Received: November 5, 2023
Peer-review started: November 5, 2023
First decision: December 5, 2023
Revised: December 20, 2023
Accepted: January 17, 2024
Article in press: January 17, 2024
Published online: February 26, 2024
Processing time: 112 Days and 16.7 Hours

Abstract

BACKGROUND

Osteoporosis is a common metabolic bone disorder induced by an imbalance between osteoclastic activity and osteogenic activity. During osteoporosis, bone mesenchymal stem cells (BMSCs) exhibit an increased ability to differentiate into adipocytes and a decreased ability to differentiate into osteoblasts, resulting in bone loss. Jumonji domain-containing 1C (JMJD1C) has been demonstrated to suppress osteoclastogenesis.

AIM

To examine the effect of JMJD1C on the osteogenesis of BMSCs and the potential underlying mechanism.

METHODS

BMSCs were isolated from mouse bone marrow tissues. Oil Red O staining, Alizarin red staining, alkaline phosphatase staining and the expression of adipogenic and osteogenic-associated genes were assessed to determine the differentiation of BMSCs. Bone marrow-derived macrophages (BMMs) were incubated with receptor activator of nuclear factor-kappa Β ligand to induce osteoclast differentiation, and osteoclast differentiation was confirmed by tartrate-resistant acid phosphatase staining. Other related genes were measured via reverse transcription coupled to the quantitative polymerase chain reaction and western blotting. Enzyme-linked immunosorbent assays were used to measure the levels of inflammatory cytokines, including tumor necrosis factor alpha, interleukin-6 and interleukin-1 beta.

RESULTS

The osteogenic and adipogenic differentiation potential of BMSCs isolated from mouse bone marrow samples was evaluated. JMJD1C mRNA and protein expression was upregulated in BMSCs after osteoblast induction, while p-nuclear factor-κB (NF-κB) and inflammatory cytokines were not significantly altered. Knockdown of JMJD1C repressed osteogenic differentiation and enhanced NF-κB activation and inflammatory cytokine release in BMSCs. Moreover, JMJD1C expression decreased during BMM osteoclast differentiation.

CONCLUSION

The JMJD1C/NF-κB signaling pathway is potentially involved in BMSC osteogenic differentiation and may play vital roles in the pathogenesis of osteoporosis.

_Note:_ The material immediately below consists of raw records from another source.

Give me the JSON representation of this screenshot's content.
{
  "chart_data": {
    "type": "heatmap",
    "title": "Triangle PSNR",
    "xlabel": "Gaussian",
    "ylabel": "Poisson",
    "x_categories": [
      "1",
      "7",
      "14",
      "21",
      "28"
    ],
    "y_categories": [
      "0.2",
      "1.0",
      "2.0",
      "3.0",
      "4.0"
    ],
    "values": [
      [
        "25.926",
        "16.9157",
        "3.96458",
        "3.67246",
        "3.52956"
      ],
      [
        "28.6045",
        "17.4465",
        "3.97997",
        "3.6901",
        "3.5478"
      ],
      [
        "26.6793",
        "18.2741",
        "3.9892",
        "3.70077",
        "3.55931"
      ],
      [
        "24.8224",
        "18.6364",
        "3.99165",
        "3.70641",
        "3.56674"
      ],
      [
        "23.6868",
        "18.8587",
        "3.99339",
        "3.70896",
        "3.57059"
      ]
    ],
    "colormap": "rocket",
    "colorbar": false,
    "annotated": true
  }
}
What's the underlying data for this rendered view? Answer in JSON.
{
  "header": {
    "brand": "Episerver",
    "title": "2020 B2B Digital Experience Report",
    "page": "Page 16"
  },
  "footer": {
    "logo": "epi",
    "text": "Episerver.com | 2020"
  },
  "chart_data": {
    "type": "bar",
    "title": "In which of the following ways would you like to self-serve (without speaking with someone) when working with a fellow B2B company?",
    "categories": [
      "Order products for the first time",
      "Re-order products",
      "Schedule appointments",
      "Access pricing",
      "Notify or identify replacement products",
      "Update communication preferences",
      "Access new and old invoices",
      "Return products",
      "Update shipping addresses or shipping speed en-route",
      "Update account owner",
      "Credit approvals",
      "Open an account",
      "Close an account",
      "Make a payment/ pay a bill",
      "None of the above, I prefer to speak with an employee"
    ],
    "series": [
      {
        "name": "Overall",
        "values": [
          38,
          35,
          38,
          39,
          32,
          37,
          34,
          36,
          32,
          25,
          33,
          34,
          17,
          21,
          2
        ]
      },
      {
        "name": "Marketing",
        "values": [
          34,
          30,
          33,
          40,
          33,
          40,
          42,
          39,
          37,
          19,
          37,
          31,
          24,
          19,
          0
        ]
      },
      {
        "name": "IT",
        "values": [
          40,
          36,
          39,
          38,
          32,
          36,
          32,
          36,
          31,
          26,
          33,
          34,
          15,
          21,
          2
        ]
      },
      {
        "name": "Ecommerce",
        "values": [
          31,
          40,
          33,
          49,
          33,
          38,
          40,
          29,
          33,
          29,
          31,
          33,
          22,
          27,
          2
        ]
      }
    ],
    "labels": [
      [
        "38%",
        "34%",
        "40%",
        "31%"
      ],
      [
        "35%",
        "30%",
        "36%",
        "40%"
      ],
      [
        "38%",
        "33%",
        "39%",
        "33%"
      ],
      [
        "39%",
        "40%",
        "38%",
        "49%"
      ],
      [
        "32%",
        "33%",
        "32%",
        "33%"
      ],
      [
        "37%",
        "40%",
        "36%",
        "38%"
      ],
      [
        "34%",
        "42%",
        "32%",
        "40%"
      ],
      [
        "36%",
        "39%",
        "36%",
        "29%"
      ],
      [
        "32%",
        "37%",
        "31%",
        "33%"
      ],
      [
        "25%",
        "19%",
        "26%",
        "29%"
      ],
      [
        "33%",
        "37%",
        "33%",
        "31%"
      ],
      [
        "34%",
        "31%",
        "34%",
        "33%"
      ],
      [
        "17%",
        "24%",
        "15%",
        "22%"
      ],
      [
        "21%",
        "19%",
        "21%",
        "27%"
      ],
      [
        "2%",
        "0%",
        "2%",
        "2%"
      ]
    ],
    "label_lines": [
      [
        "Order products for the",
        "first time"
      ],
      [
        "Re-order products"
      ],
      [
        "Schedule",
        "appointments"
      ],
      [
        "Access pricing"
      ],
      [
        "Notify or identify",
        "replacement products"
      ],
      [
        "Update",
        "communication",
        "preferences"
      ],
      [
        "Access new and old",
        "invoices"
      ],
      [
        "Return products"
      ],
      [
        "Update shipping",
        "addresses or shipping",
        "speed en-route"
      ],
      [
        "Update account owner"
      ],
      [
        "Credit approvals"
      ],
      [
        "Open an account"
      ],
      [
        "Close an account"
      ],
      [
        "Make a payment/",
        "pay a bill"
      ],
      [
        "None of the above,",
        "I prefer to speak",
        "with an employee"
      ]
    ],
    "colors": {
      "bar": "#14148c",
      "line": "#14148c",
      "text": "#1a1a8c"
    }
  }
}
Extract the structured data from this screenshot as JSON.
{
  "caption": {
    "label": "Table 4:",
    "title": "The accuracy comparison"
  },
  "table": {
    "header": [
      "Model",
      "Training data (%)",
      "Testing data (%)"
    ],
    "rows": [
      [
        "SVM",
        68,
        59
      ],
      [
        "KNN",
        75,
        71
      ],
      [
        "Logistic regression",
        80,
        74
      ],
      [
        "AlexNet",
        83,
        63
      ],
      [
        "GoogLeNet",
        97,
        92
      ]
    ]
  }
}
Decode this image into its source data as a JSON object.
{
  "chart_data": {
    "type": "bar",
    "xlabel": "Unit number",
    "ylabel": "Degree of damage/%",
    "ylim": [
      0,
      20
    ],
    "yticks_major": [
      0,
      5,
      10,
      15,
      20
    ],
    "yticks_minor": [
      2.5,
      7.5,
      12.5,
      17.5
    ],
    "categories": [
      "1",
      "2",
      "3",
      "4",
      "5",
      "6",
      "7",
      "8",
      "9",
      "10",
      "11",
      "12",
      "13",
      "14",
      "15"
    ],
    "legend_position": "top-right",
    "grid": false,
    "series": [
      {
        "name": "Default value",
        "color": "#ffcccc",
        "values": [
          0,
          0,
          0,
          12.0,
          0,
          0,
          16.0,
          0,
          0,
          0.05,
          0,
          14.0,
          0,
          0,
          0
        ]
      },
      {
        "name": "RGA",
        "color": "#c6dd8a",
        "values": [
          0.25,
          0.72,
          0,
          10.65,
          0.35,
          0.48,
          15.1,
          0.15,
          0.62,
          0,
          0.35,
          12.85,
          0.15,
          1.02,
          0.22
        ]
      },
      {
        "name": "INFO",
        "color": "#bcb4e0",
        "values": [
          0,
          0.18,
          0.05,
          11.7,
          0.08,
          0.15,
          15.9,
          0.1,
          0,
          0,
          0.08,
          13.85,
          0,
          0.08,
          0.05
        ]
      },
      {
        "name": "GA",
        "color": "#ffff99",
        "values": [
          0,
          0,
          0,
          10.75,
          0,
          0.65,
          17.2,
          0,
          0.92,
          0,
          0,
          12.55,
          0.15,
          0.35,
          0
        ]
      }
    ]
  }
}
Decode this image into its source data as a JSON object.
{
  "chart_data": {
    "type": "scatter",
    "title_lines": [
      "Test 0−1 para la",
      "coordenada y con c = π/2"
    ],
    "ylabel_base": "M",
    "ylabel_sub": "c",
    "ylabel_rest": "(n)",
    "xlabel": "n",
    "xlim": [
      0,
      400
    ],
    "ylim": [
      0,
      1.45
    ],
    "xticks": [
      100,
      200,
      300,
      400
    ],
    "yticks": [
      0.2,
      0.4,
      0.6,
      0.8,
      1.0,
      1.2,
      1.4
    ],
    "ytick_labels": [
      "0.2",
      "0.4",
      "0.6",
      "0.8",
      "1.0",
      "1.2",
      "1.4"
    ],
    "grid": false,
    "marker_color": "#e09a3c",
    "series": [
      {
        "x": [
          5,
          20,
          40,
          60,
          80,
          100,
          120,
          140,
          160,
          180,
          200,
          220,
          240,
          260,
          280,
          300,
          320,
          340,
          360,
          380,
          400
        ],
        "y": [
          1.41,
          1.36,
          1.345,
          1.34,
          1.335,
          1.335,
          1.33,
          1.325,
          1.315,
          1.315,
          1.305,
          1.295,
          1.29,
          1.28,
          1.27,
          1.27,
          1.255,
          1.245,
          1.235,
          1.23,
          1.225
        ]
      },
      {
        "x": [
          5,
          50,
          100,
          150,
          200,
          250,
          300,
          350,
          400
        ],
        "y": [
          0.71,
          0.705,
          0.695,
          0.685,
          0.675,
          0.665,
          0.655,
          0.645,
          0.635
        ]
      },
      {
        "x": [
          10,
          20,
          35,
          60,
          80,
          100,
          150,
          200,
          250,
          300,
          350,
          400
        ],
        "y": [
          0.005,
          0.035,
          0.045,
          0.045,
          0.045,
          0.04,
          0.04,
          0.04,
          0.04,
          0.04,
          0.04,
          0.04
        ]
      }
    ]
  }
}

Keywords: Osteoporosis; Mesenchymal stem cells; Osteogenesis; Jumonji domain-containing 1C; Nuclear factor-κB

Core Tip: Jumonji domain-containing 1C (JMJD1C) is a marker gene for osteoporosis disease. JMJD1C promotes osteogenic differentiation of bone mesenchymal stem cells (BMSCs). JMJD1C inhibited osteoclast differentiation of bone marrow-derived macrophages. JMJD1C knockdown promotes nuclear factor-κB activation in BMSCs during osteogenic differentiation.